The warm and playful cultural center entry lobby space by Mexico City–based Pedro & Juana sets the tone for the exhibits arrayed within. Like many of the installations, video, models, and drawings that follow, it’s a sharp contemporary composition that plays well with the building’s ornamental curlicues, with a sub-textual reverence for Chicago architectural history. The Mexican designers’ project is a grand public reading room, reconsidered in the tradition of the original Chicago Public Library main branch that once occupied the cultural center. The spindly installation consists of a network of spherical lamps attached to a red rope pulley system. Visitors on their way to the cultural center’s offerings are first offered a hands-on chance to meddle with the carefully curated exhibit. If you pull on the weighted ends of the pulleys, the lamps shift up and down, creating a dynamic, performative field of light.
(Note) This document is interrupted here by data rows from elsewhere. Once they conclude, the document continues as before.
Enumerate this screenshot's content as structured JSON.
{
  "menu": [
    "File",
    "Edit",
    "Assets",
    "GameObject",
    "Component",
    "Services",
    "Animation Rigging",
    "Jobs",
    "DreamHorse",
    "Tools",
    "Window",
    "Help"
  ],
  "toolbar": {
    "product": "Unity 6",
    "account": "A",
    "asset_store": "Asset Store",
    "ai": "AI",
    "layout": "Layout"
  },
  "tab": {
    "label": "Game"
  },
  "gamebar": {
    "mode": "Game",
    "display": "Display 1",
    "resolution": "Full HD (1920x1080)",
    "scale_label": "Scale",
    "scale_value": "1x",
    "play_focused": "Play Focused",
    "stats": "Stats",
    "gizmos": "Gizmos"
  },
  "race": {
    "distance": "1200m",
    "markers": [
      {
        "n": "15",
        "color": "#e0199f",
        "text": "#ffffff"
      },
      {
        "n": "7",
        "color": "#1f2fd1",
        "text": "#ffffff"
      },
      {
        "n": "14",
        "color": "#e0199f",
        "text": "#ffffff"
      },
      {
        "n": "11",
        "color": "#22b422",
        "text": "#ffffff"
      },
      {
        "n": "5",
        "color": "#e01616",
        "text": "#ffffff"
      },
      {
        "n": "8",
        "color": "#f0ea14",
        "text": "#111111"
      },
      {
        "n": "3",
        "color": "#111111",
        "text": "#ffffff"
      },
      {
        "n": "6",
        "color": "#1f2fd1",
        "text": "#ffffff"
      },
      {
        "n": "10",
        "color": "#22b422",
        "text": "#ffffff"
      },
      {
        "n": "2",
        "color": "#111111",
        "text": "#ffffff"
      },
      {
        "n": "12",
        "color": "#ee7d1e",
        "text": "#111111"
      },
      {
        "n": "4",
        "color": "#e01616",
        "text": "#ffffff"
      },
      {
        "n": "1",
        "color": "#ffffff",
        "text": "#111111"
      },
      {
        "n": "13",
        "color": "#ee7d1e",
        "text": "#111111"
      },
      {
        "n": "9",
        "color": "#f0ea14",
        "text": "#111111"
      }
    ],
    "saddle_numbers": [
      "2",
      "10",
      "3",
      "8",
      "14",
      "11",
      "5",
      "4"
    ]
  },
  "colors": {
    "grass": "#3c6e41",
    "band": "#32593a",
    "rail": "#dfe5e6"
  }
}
Moon Hoon, Doodle Constructivism

South Korean architect Moon Hoon’s doodles have a set of fairly obvious inspirations (science fiction, Russian Constructivism, the drawings of Lebbeus Woods) and a few more subtle allusions: the body horror films of early David Cronenberg and tantric Buddhism. The sketches are hyperrealist in their layering of detail and texture, but still wildly phantasmagoric. A few examples: A transparent building-scaled human torso filled with what could either be giant organs or mechanical building components, but which is probably a bit of both. A female torso whose limbs are writhing, mutating inorganic structural systems. And lots of insane, biomorphic robots. Moon Hoon seems to be working through the revulsion (or anticipation) that comes with the physical welding of our bodies and our buildings to brutally rational systems of new technology. They’re lusty documents of the race towards total cyborgification, and some of the biennial’s most powerful aesthetic statements. But throughout, there’s always a playful sense that this is simply where Hoon’s mind wanders when a meeting gets boring or his taxi gets stuck. Let’s hope there are more traffic jams and superfluous conference calls in his future.